4. Engage domain experts, ethicists, and legal teams in reviewing fairness practices.

5. Make fairness assessments auditable and repeatable through documentation and tool use.

Auditing guidelines

1. Bias and Fairness Policy: Confirm a documented policy exists for assessing and mitigating bias in end-user applications, aligned with Responsible AI principles and relevant regulations.

2. Representative User Contexts: Ensure training and fine-tuning consider diverse user demographics, languages, and contexts relevant to the application’s global reach.

3. Fairness in Output Behavior: Verify that models are evaluated and adjusted to reduce biased or harmful outputs across different use cases and user interactions.

4. Real-Time Monitoring and Safeguards: Confirm mechanisms exist to detect, log, and respond to bias-related issues in real-time usage.

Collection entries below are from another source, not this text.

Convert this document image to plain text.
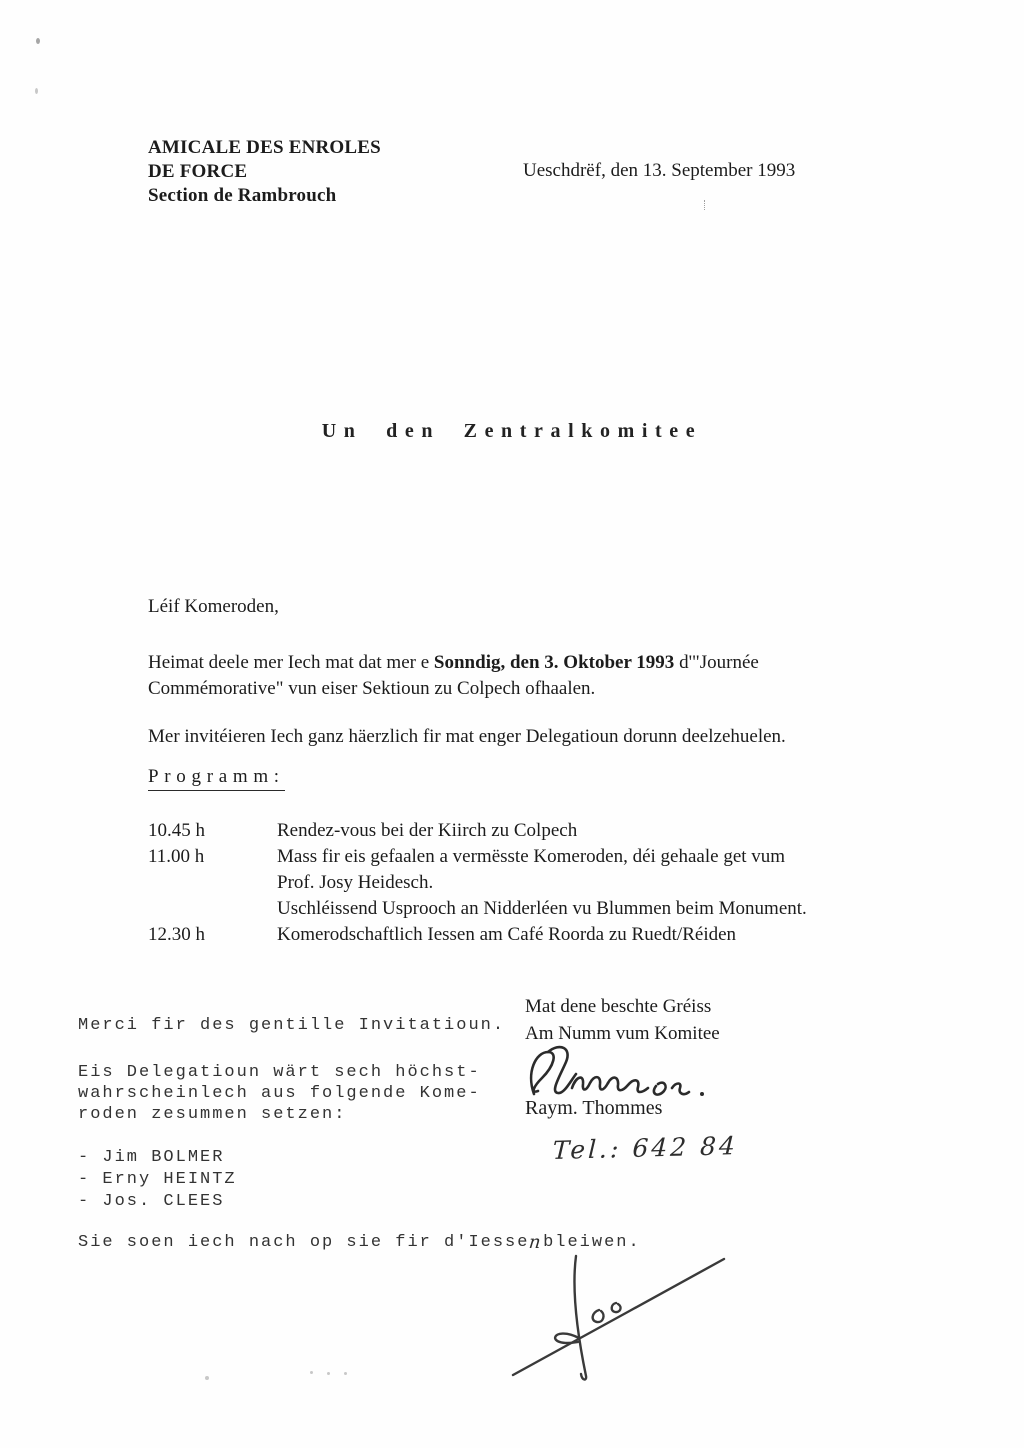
AMICALE DES ENROLES
DE FORCE
Section de Rambrouch
Ueschdrëf, den 13. September 1993
Un den Zentralkomitee
Léif Komeroden,
Heimat deele mer Iech mat dat mer e Sonndig, den 3. Oktober 1993 d'"Journée
Commémorative" vun eiser Sektioun zu Colpech ofhaalen.
Mer invitéieren Iech ganz häerzlich fir mat enger Delegatioun dorunn deelzehuelen.
Programm:
10.45 h	Rendez-vous bei der Kiirch zu Colpech
11.00 h	Mass fir eis gefaalen a vermësste Komeroden, déi gehaale get vum
Prof. Josy Heidesch.
Uschléissend Usprooch an Nidderléen vu Blummen beim Monument.
12.30 h	Komerodschaftlich Iessen am Café Roorda zu Ruedt/Réiden
Mat dene beschte Gréiss
Am Numm vum Komitee
Raym. Thommes
Tel.: 642 84
Merci fir des gentille Invitatioun.
Eis Delegatioun wärt sech höchst-
wahrscheinlech aus folgende Kome-
roden zesummen setzen:
- Jim BOLMER
- Erny HEINTZ
- Jos. CLEES
Sie soen iech nach op sie fir d'Iessenbleiwen.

5. Transparency to Users: Ensure that limitations, fairness considerations, and usage guidelines are clearly communicated to users (e.g., through system cards, help docs).

Standards mappings

ISO 42001No Gap
42001: B.5.4 (Assessing AI system impact on individuals or groups of individuals)
Addendum

N/A

EU AI ActNo Gap
Article 10 (2) (f)
Addendum

N/A

NIST AI 600-1No Gap
MG-3.2-004
GV-1.2-002
MS-2.11-002
MS-2.11-004
MS-2.6-002
MS-3.3-003
Addendum

N/A

BSI AIC4Partial Gap
BI-01
DQ-03
Addendum

No ethical topics in AIC4 or C5. But several Aspects can be found in DQ and BI.

AI-CAIQ questions (1)

GRC-11.1

Are AI systems, models, datasets & algorithms regularly evaluated for bias and fairness to ensure compliance with ethical standards?